Re: [resolved] tFileList filemask regex

Finally resolved!
The real problem here was the first error message (missing GlobCompiler class). The "*.xls*" filmask is ok.
The job worked ok on Windows as there I have the TOS installed which contains all the standard Talend libraries but it failed on unix because there is no TOS at all, I just execute there the java scripts generated by Talend so the libraries are missing.
My solution was:
1. The missing GlobCompiler class required for regular expressions is included in jakarta-oro-2.0.8.jar library, so I've added it to the user libraries in Talend preferences (Preferences -> Java -> Build Path -> User Libraries).

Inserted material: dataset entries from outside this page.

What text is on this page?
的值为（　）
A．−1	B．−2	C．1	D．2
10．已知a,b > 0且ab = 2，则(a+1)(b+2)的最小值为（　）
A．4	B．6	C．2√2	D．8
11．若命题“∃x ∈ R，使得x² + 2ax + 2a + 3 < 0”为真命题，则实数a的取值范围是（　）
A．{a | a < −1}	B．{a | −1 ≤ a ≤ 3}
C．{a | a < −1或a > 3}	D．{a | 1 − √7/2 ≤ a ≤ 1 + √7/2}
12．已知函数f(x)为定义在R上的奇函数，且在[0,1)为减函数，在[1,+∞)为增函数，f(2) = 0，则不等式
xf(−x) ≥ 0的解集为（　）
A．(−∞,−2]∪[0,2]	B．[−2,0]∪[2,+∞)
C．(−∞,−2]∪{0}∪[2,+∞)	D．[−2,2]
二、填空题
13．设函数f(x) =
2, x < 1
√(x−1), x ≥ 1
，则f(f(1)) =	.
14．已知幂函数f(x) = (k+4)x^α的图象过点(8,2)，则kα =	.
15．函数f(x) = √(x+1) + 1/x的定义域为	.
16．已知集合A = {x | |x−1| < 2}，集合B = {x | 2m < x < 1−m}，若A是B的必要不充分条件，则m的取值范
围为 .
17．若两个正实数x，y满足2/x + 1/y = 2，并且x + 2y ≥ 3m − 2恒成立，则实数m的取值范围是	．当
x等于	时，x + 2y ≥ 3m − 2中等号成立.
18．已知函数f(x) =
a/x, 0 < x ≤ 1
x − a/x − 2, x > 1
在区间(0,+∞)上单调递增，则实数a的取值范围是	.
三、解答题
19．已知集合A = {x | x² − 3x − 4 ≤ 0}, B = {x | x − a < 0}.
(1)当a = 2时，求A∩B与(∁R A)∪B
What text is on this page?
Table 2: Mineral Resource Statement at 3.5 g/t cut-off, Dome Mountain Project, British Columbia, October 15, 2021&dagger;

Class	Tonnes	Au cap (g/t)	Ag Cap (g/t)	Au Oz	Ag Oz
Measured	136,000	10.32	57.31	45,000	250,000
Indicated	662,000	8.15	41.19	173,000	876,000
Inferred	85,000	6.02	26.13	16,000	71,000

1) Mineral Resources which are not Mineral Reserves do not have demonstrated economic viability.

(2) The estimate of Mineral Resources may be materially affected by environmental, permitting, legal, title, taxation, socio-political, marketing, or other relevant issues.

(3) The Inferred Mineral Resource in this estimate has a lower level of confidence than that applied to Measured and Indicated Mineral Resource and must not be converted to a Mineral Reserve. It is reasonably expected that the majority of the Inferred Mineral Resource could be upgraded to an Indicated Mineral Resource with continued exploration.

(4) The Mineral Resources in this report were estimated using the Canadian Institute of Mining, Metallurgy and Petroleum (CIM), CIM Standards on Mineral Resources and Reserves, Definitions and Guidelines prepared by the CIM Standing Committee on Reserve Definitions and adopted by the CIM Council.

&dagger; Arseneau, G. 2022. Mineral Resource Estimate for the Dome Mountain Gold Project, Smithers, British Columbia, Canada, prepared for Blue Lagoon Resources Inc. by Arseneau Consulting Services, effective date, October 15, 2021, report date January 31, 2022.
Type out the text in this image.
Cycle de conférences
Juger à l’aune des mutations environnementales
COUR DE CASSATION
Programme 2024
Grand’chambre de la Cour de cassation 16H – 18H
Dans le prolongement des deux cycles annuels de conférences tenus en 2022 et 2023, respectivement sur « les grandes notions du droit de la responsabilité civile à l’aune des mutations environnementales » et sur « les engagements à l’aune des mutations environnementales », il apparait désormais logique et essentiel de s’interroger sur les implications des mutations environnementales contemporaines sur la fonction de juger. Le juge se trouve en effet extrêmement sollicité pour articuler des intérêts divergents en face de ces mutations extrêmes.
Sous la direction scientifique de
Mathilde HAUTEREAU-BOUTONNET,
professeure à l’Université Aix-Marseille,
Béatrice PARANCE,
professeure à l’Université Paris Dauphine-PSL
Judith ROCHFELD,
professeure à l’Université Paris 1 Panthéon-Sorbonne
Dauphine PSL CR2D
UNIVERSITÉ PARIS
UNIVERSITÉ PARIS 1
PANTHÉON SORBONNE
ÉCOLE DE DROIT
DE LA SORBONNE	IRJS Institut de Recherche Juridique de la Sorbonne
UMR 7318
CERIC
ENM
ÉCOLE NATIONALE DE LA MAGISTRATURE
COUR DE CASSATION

When it is added to the preferences the library is added to 'lib' folder created by Talend when the java scripts are generated.
2. The GlobCompiler needs to be imported to a job using tLibraryLoad component.
Now everything works ok.

All Replies
Community Manager

Re: [resolved] tFileList filemask regex

Hi
Which version of TOS are you using? It is a compilation error, try ".*\\.xls.*"
Best regards
Shong
----------------------------------------------------------
Talend | Data Agility for Modern Business

Re: [resolved] tFileList filemask regex

also keep in mind that Regular expressions are a bit trickier in Java due to the double interpolation of your regular expression.
i.e. to match a single backslash with a Java regex, the expression must "double-escape" because the regex string is interpolated twice:
"\\\\" ---read to regex object --> "\\" -- regex string parsed --> "\"
The error you received is most likely due to an unescaped character class such as "\w+" instead of "\\w+"
One Star

Re: [resolved] tFileList filemask regex

Finally resolved!
The real problem here was the first error message (missing GlobCompiler class). The "*.xls*" filmask is ok.
The job worked ok on Windows as there I have the TOS installed which contains all the standard Talend libraries but it failed on unix because there is no TOS at all, I just execute there the java scripts generated by Talend so the libraries are missing.
My solution was:
1. The missing GlobCompiler class required for regular expressions is included in jakarta-oro-2.0.8.jar library, so I've added it to the user libraries in Talend preferences (Preferences -> Java -> Build Path -> User Libraries). When it is added to the preferences the library is added to 'lib' folder created by Talend when the java scripts are generated.
2. The GlobCompiler needs to be imported to a job using tLibraryLoad component.
Now everything works ok.